What people sometimes do not remember is that criminals are real people too, who have a life and a capacity to feel pain and fear and all the other emotions. It’s easy to put this thought aside when discussing the most awful multiple murderers (such as Ted Bundy and Charles Manson), but say, an eighteen year old convicted of drug trafficking in Singapore. Another thing commonly over looked is the extreme mental torture that the criminal must suffer in the time leading to the execution. How would you feel knowing that you were going to die tomorrow at 8:00 AM?
It must be a terrifying ordeal. Knowing this, it may come as a surprise that a majority opinion in most democratic government tends to be in favor of the death penalty. Another argument against Capital Punishment is the reality that many innocent people have already been executed, and some courts still take the position that it is permissible for executions to go forward, even in the face of considerable doubt about the person’s guilt. Evidence on the defendant’s innocence may even be ignored unless it is absolutely irrefutable (Essential).

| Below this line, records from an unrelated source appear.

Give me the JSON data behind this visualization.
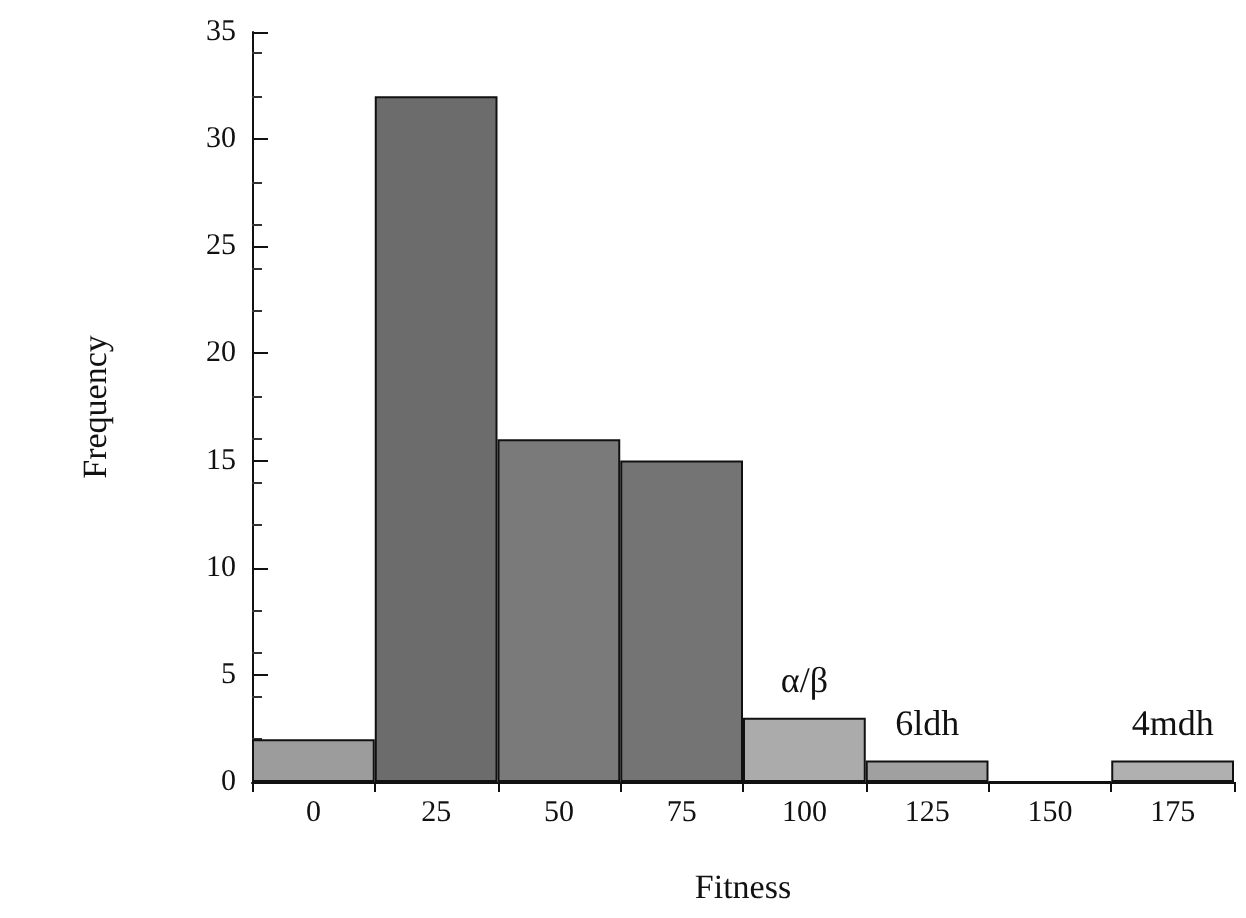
{
  "chart_data": {
    "type": "bar",
    "xlabel": "Fitness",
    "ylabel": "Frequency",
    "categories": [
      "0",
      "25",
      "50",
      "75",
      "100",
      "125",
      "150",
      "175"
    ],
    "values": [
      2,
      32,
      16,
      15,
      3,
      1,
      0,
      1
    ],
    "colors": [
      "#9c9c9c",
      "#6c6c6c",
      "#7a7a7a",
      "#747474",
      "#ababab",
      "#a0a0a0",
      "#a0a0a0",
      "#b0b0b0"
    ],
    "ylim": [
      0,
      35
    ],
    "yticks": [
      0,
      5,
      10,
      15,
      20,
      25,
      30,
      35
    ],
    "annotations": [
      {
        "text": "α/β",
        "x": "100",
        "y": 3
      },
      {
        "text": "6ldh",
        "x": "125",
        "y": 1
      },
      {
        "text": "4mdh",
        "x": "175",
        "y": 1
      }
    ]
  }
}
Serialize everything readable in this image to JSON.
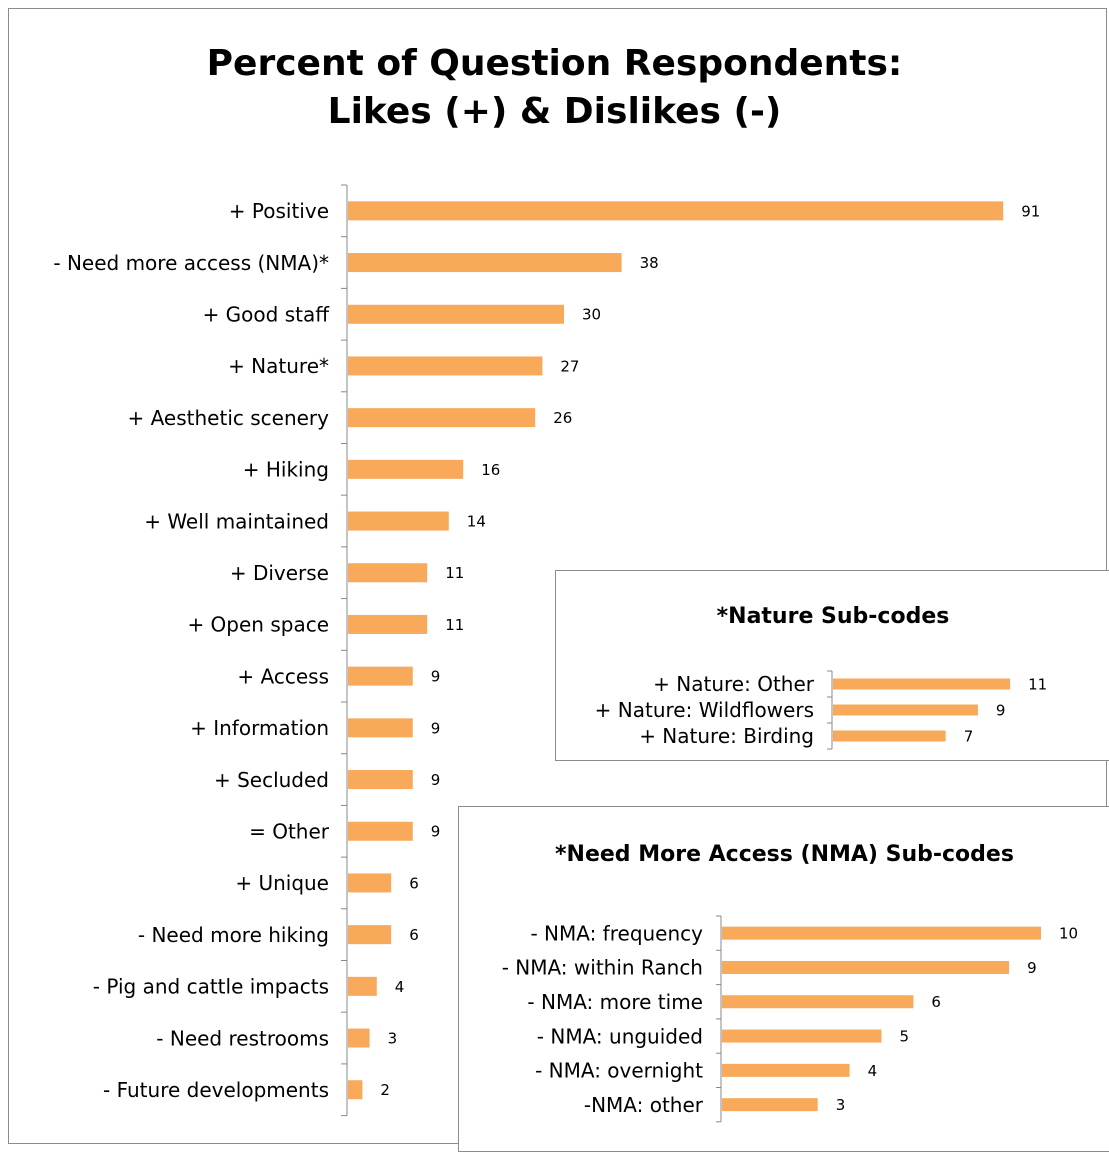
{
  "title_line1": "Percent of Question Respondents:",
  "title_line2": "Likes (+) & Dislikes (-)",
  "bar_color": "#F8A95A",
  "chart_data": [
    {
      "type": "bar",
      "orientation": "horizontal",
      "title": "Percent of Question Respondents: Likes (+) & Dislikes (-)",
      "categories": [
        "+ Positive",
        "- Need more access (NMA)*",
        "+ Good staff",
        "+ Nature*",
        "+ Aesthetic scenery",
        "+ Hiking",
        "+ Well maintained",
        "+ Diverse",
        "+ Open space",
        "+ Access",
        "+ Information",
        "+ Secluded",
        "= Other",
        "+ Unique",
        "- Need more hiking",
        "- Pig and cattle impacts",
        "- Need restrooms",
        "- Future developments"
      ],
      "values": [
        91,
        38,
        30,
        27,
        26,
        16,
        14,
        11,
        11,
        9,
        9,
        9,
        9,
        6,
        6,
        4,
        3,
        2
      ],
      "xlim": [
        0,
        100
      ],
      "grid": false,
      "legend": false
    },
    {
      "type": "bar",
      "orientation": "horizontal",
      "title": "*Nature Sub-codes",
      "categories": [
        "+ Nature: Other",
        "+ Nature: Wildflowers",
        "+ Nature: Birding"
      ],
      "values": [
        11,
        9,
        7
      ],
      "xlim": [
        0,
        12
      ],
      "grid": false,
      "legend": false
    },
    {
      "type": "bar",
      "orientation": "horizontal",
      "title": "*Need More Access (NMA) Sub-codes",
      "categories": [
        "- NMA: frequency",
        "- NMA: within Ranch",
        "- NMA: more time",
        "- NMA: unguided",
        "- NMA: overnight",
        "-NMA: other"
      ],
      "values": [
        10,
        9,
        6,
        5,
        4,
        3
      ],
      "xlim": [
        0,
        11
      ],
      "grid": false,
      "legend": false
    }
  ]
}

The increased rate of discovery of innocents on death row shows that even though the criminal justice system has good intentions, it makes critical errors which can’t be undone once an execution goes through. Factors that help to convict innocent people are: the current emphasis on faster executions, less resources for the defense, and an expansion of the number of death penalty cases (Essential). With so many pros and cons to the issue of Capital Punishment, it is hard not to wonder if we all, as a world, will still use the death sentence in another hundred years.
Capital Punishment is used for many different reasons and has been enforced in many different methods through the years. Is it right for us to be able to kill another human being who breaks the law? Why don’t we just use life imprisonment instead? There are so many moral issues surrounding Capital Punishment that it is impossible to find a right or wrong answer. Everyone sees it differently and each individual must decide for himself if Capital Punishment is the right answer or not.